International Standard Book Number (ISBN): A numerical code used to identify a book. Publishers, retailers, libraries, and other businesses along the book supply chain use this unique number for inventory management and ordering. Books published up to the end of 2006 have a 10-digit ISBN, while all books after that period have a 13-digit ISBN.
List price: The cover price or retail price of a book, generally printed on the back cover or sleeve.
Out of print (OP): A book title that is no longer being printed or distributed from the publisher.
Print on demand (POD): A term to describe a product being printed upon order. There is no inventory of the product, but it will be printed and shipped to each customer after the purchase is made. Many self-published books or books sold by large online retailers are distributed in this way.
Trade bookseller: Another term for a retail bookstore or retail bookseller. Trade booksellers sell to the general public and include independent bookstores, large retail chains, and online stores.
Developing your book brand
Establishing a clear direction, story, and visual treatment of your brand is important in any industry. Your book brand should take a unique perspective that answers the question: Why would customers buy from you?
Once you’ve honed in on your business model and your niche, do the exercise of writing your brand story. This should include your personal journey to entrepreneurship, your “why” for starting your business, the values that guide you, your mission statement, and the value you bring to the industry, your customers, and the world.

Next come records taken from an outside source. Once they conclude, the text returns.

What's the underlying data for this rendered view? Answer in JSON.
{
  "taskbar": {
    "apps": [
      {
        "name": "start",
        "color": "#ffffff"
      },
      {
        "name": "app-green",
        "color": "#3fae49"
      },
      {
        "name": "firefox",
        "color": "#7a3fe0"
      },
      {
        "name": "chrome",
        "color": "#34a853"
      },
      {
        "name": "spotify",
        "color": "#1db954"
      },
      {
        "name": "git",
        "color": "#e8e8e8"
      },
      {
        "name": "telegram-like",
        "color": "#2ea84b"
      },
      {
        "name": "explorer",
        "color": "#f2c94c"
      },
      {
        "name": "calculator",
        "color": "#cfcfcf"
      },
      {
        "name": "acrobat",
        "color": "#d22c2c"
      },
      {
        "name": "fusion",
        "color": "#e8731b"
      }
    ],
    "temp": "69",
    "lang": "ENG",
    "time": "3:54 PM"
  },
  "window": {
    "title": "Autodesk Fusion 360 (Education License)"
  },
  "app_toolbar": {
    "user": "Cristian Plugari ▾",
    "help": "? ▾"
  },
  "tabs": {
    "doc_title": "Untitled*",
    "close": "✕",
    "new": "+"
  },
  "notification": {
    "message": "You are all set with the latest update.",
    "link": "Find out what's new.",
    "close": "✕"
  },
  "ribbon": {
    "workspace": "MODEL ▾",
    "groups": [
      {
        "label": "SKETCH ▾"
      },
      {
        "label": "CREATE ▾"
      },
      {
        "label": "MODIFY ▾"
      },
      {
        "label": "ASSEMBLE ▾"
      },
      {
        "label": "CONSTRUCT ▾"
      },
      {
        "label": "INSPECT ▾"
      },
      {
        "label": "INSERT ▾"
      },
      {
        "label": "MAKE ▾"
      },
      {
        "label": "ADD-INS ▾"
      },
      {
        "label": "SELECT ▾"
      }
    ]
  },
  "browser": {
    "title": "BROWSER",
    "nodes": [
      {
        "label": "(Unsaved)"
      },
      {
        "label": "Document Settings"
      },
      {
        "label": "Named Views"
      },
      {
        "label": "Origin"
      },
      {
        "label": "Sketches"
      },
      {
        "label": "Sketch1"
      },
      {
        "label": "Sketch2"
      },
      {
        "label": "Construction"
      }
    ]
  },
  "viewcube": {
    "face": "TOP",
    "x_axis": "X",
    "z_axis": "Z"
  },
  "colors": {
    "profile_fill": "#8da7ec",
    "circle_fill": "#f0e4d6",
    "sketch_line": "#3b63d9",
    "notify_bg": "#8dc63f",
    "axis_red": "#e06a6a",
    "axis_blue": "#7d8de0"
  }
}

Also consider bringing your ideal customer persona into sharp focus. Honing in on what makes your customer tick helps you build your brand around their needs. This also connects your personal “why” to a real audience, helping you translate your brand in a way that resonates with others. When your values match that of your ideal customer, it’s a win-win.
Your brand “bible” will be developed through this exercise and should include clear guidelines around voice and tone, marketing strategy, hiring practices, and a visual system for your branding.
Branding comes next. This is where you’ll develop a logo, design packaging, produce visual assets, and establish the elements like fonts and colors that will be consistent across websites, social media, and anywhere your brand is visible.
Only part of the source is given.